Prof. Lesley Collier
Foto: University of Southampton

Es gibt unterschiedliche Stufen von Demenz, inwiefern habt ihr jeweils den Einfluss der Textilien erforschen können?

Prof. Lesley Collier: Unsere Forschung war auf die schweren Beeinträchtigungen fokussiert, das kann ein spätes Stadium von Demenz sein aber auch eine schwere Lernbehinderung oder eine Beeinträchtigung des Gehirns nach einer Kopfverletzung. Wir haben erkannt, dass je schwerer der Zustand ist, umso singulärer muss der Reiz sein. Ein gesundes Gehirn kann verschiedene Stimulationsstufen gleichzeitig verarbeiten, ein erkranktes Gehirn braucht einen klaren Fokus, um den Sinnesreiz zu verarbeiten. Ich würde also sagen, dass es nicht unbedingt auf die Art des Stoffes ankommt, sondern auf die Komplexität des Reizes, den dieser bietet. 
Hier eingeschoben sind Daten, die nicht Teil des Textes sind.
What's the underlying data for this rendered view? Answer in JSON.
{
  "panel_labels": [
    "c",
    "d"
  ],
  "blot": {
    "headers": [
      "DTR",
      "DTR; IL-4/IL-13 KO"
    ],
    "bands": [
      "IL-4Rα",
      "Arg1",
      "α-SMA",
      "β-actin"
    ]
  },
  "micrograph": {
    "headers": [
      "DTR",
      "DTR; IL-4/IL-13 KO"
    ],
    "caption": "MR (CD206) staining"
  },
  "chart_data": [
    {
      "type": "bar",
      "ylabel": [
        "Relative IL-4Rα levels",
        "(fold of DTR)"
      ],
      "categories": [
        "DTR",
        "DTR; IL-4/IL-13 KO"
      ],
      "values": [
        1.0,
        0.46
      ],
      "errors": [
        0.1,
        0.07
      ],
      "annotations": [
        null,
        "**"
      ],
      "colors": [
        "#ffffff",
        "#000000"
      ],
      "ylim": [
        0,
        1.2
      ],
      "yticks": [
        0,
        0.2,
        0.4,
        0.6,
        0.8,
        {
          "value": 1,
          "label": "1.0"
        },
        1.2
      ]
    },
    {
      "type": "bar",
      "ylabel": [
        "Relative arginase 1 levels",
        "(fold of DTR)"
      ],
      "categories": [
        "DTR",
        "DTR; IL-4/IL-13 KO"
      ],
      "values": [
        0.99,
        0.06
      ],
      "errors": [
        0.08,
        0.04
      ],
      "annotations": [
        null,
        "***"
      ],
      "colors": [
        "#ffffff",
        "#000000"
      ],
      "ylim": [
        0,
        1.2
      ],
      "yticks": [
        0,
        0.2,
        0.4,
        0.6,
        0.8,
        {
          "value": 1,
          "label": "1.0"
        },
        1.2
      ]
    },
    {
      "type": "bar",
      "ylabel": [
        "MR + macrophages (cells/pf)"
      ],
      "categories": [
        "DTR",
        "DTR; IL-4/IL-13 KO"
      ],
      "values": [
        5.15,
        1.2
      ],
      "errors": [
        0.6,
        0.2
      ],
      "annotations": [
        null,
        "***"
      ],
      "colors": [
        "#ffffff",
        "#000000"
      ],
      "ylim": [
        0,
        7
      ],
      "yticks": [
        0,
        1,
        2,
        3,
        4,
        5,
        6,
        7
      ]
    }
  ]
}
Woran arbeitest du gerade?

Prof. Lesley Collier: Ich führe gerade eine Studie mit der britischen Universität von Exeter durch, wir untersuchen Therapieansätze für Menschen mit Delirium. Diese Menschen haben nicht unbedingt eine Demenzdiagnose, bevor sie ins Krankenhaus kommen, aber vielleicht haben sie eine Infektion gehabt und die beeinträchtigt ihre kognitiven Fähigkeiten. Und das Problem ist, dass es für ein Delirium keine spezielle Behandlung gibt. Daher bieten wir einen Behandlungsansatz an, der sowohl sensorische als auch physische Elemente zur Rehabilitation des Einzelnen umfasst. Wir arbeiten also mit PhysiotherapeutInnen zusammen, um zu versuchen, das Gehirn zu stimulieren, während sich die PatientInnen im Akutbereich des Krankenhauses befinden. Die Auswirkungen eines Deliriums können gemildert werden, aber nicht mit einfachen Medikamenten. Es braucht die richtige Therapie, und die muss nicht teuer sein. Leider werden PatientInnen oft direkt in ein Pflegeheim überwiesen, anstatt dass ihnen eine Therapie angeboten wird.